Monitoring dijadwalkan berlangsung dari 27 hingga 30 April 2026. Kepala Dinas Kesehatan Kota Cimahi, Mulyati, menyatakan bahwa fokus pengawasan akan meliputi aspek higiene sanitasi, alur pengolahan makanan, dan kesiapan sarana pendukung.
"Pengawasan ini merupakan tindak lanjut dari upaya pembinaan yang sebelumnya telah dilakukan kepada para relawan SPPG," ungkap Mulyati pada Rabu (29/4/2026). Sebelumnya, Dinas Kesehatan juga telah melaksanakan penyuluhan keamanan pangan yang diikuti oleh sekitar 800 relawan.
Dalam kegiatan ini, inspeksi kesehatan lingkungan dilakukan bersama perangkat daerah yang tergabung dalam Satgas MBG. Inspeksi akan mencakup enam SPPG yang ada di Kota Cimahi.
Dari total 54 SPPG yang terdata, saat ini 51 unit telah beroperasi, namun baru 35 SPPG yang memiliki SLHS. Sisa unit masih dalam proses penerbitan sertifikat.

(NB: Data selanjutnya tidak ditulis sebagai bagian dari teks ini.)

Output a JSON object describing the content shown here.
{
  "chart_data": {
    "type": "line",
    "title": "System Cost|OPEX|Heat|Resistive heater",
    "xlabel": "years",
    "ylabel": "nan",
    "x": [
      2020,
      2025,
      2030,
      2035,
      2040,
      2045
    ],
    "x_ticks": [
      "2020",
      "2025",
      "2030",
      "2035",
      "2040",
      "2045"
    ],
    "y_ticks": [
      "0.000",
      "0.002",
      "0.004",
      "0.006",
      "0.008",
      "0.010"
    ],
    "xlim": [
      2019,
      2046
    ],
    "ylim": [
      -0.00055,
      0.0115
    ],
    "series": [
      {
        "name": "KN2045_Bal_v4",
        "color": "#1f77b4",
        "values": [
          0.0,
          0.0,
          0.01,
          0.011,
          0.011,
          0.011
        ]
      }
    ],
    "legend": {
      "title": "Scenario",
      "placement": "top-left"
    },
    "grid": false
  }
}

Pihak Dinas Kesehatan juga berencana untuk menjadwalkan penyuluhan keamanan pangan bagi relawan yang belum mengikuti pelatihan sebelumnya. "Langkah ini bertujuan agar seluruh petugas memahami prosedur pengolahan makanan yang sehat dan aman," tambahnya.
Pemerintah Kota Cimahi berharap Program Makan Bergizi Gratis dapat berjalan optimal dan memberikan manfaat nyata bagi masyarakat, terutama dalam mendukung pemenuhan gizi generasi masa depan. Hal ini sejalan dengan arahan Kementerian Kesehatan untuk melakukan pembinaan dan pengawasan terhadap fasilitas pelayanan pangan di daerah.